What Is Love?
October 20, 2015No one can hate you as much as they hated Christ.
No one will ever be mistreated as unfairly as was our Lord.
He was stricken, smitten and afflicted. He was despised and rejected by men—his own creatures. He was a man of sorrows, familiar with suffering, like one from whom me hide their faces. He was despised and we esteemed him not. When reviled, Jesus did not revile in return. He was pierced for our transgressions, he was crushed for our iniquities. When he rode in on that donkey on Palm Sunday, he did so knowing that he would bear the punishment to bring us peace and that by his wounds we would be healed.
In other words, he showed his great love for us in this: that while we were yet sinners, Christ died for us.
So we will not know what love is like unless we know Jesus.
The world will not know what love is truly like until it sees it in Christ. Everything else is a pale imitation, maybe even a deceptive imitation. Christ is our substitute and our example. And with Christ as our example, our command is this: we ought to lay down our lives for our brothers. This is why love is so much more difficult than the bumper stickers make it out to be. It requires so much more than a general sentiment of good will. It is so much deeper and better than unconditional affirmation.

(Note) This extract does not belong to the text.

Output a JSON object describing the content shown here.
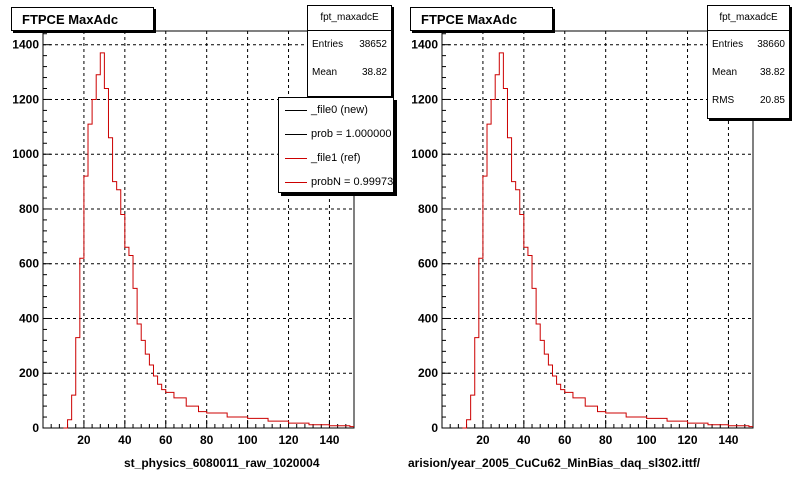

What does unconditional affirmation require of you by way of sacrifice? Nothing. All it requires is a wave of the hand–“Whatever you do, I’m fine. However you live, that’s fine.” The problem with unconditional affirmation is not that it is too lavishly loving, but that it is not nearly loving enough. When God tells us to love our brothers he means more than saying, “I’m okay. You’re okay. Whatever you do is fine and I don’t judge.” To really love your brother is to lay down your life for him. It requires you to die to yourself, which may mean a sacrifice of your time, a sacrifice of your reputation, and a sacrifice of your comfort. Unconditional affirmation only asks that you sacrifice your principles.
Love is harder than we think. Of course we love our kids and grandkids and those who treat us well. We love nice people. But Jesus says even the pagans do this. That’s not hard. People love people who love them. But will we keep on loving when it means bearing burdens we would rather not be bothered with? Will we love when the people we love do not love us in return? Will we lay down our lives for those who are unlovely, undeserving, ungrateful?
Isn’t that what Christ did for us? When we were unlovely and undeserving and ungrateful, Christ died for us. He loved us not because we were holy, but so that we might be holy. His love was self-sacrificing, sin-atoning, and life-transforming.
He loves us with a love that the world does not understand. And it is so much better than unconditional affirmation.